Using the accumulator to carry state between iterations is a really common pattern - for instance, it’s the whole idea behind Stream.transform/3.

1 Like

Do you mean something like this:

defmodule Solution do
  @spec min_operations(nums :: [integer], x :: integer) :: integer
  def min_operations(nums, x) do
    target = Enum.sum(nums) - x 
    max = Enum.count(nums)
    find_min_ops(nums, target, max)
  end
  
  def find_min_ops(_, 0, max), do: max
  def find_min_ops(nums, target, max) do
    nums
    |> Enum.with_index()
    |> Map.new(fn {v, k} -> {k, v} end)
    |> max_len(target, max)
    |> min_ops(max)
  end
      
  def max_len(nums_arr, target, max) do
    0..max - 1
    |> Enum.reduce({-1, 0, 0}, fn j, {ml, ss, i} ->
                      {uml, uss, ui} = find_max_sub(nums_arr, i, j, ml, target, ss + nums_arr[j]) 
                      {max(uml, ml), uss, ui} 
                    end)
    |> elem(0)
  end
      
  def min_ops(max_sub_len, _) when max_sub_len < 0, do: max_sub_len
  def min_ops(max_sub_len, max), do: max - max_sub_len
      
  def find_max_sub(_nums, start, finish, max_len, target, sub_sum) when start > finish or sub_sum < target, do: {max_len, sub_sum, start}
  def find_max_sub(_, start, finish, max_len, target, target), do: {max(max_len, finish - start + 1), target, start}
  def find_max_sub(nums, start, finish, max_len, target, sub_sum) do
    find_max_sub(nums, start + 1, finish, max_len, target, sub_sum - nums[start])
  end
end
2 Likes

Yes, exactly like that.
min_operations is the only public function, the rest you can use defp in order to make them private.

1 Like

One thing that I have always loved about Elixir is that it favors practicality.

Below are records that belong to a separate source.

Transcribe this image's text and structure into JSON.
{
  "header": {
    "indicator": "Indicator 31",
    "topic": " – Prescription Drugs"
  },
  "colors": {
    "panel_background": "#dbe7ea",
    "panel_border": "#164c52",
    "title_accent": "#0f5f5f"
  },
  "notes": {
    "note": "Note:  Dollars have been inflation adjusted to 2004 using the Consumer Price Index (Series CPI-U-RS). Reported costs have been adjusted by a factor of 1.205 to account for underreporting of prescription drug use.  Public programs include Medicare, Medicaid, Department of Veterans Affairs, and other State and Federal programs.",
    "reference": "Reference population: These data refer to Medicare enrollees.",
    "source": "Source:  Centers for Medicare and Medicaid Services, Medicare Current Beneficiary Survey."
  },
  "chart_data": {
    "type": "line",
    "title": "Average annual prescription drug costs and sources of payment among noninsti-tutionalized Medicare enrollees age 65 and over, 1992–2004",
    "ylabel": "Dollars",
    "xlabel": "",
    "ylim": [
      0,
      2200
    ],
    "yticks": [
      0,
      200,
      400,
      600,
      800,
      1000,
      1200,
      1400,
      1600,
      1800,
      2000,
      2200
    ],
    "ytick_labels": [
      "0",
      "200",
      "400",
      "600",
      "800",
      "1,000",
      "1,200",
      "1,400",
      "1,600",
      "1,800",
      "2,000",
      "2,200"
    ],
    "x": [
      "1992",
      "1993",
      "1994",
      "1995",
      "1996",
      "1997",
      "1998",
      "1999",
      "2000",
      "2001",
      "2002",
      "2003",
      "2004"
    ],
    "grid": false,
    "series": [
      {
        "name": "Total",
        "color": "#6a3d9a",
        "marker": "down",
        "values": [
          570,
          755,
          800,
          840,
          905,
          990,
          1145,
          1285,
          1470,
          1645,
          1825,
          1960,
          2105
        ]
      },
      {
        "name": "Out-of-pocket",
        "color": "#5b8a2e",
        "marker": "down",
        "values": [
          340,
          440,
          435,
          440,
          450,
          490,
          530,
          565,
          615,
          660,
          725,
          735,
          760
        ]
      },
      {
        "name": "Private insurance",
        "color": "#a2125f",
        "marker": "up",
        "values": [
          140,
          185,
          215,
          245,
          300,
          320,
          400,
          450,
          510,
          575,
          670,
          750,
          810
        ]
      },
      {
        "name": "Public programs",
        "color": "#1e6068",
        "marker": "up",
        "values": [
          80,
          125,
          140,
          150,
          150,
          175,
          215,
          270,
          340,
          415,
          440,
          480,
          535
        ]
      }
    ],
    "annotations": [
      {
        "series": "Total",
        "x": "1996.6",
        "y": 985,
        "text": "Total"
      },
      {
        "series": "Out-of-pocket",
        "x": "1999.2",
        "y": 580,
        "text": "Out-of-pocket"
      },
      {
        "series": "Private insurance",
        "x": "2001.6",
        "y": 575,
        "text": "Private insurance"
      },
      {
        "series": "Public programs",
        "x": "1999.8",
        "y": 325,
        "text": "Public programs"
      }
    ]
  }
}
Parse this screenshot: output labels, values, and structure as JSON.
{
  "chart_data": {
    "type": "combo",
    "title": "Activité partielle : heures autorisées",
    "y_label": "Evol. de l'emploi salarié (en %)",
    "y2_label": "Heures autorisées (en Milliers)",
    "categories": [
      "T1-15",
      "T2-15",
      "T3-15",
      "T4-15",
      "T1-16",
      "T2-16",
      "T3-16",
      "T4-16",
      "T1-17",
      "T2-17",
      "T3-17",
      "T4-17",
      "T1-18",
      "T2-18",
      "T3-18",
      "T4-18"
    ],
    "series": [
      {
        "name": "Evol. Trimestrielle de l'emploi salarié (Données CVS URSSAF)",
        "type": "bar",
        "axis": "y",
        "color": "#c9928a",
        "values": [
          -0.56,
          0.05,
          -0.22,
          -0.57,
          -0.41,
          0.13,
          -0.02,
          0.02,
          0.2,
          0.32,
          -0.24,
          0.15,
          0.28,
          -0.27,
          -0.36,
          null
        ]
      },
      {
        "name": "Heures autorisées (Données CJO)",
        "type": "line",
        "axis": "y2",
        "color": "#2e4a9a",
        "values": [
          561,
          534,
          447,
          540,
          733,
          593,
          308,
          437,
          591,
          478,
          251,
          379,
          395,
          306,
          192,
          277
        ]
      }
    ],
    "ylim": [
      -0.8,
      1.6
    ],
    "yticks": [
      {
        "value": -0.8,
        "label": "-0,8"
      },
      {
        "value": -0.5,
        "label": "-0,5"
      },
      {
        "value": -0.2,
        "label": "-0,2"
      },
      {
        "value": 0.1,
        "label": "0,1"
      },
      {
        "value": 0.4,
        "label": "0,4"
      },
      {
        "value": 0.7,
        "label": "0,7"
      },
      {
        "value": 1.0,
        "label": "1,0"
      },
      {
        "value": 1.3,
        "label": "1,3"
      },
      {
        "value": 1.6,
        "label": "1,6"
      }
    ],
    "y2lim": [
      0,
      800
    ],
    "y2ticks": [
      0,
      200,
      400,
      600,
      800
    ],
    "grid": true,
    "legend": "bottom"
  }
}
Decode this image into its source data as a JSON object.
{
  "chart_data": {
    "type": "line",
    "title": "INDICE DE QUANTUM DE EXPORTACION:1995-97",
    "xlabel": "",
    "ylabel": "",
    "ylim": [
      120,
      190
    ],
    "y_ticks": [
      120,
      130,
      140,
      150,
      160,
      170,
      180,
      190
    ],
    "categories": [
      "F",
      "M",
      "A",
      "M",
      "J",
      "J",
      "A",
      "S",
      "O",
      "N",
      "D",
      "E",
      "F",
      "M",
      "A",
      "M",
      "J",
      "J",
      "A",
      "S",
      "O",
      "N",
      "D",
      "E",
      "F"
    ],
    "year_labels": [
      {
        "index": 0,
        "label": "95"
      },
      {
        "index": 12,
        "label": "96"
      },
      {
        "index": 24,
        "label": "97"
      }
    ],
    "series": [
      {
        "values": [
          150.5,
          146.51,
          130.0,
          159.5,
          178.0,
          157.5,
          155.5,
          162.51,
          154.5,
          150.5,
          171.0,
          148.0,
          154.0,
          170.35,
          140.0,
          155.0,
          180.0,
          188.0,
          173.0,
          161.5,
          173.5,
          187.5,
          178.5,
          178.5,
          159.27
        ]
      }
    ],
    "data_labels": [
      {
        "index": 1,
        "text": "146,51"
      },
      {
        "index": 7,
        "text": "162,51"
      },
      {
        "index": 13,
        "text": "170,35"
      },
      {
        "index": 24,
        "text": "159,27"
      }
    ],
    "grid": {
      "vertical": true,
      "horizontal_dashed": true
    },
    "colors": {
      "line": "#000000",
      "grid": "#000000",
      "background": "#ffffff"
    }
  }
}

If your reduce function’s aggregator is huge and cumbersome, consider just making an :ets table for the duration of the function. Basically gives you the mutability that you’re used to, and if you have a decent after clause, then you won’t memory leak.

:hugs:

But over time, you should get really comfortable with Enum.reduce and a map accumulator. Or just recursive functions as above.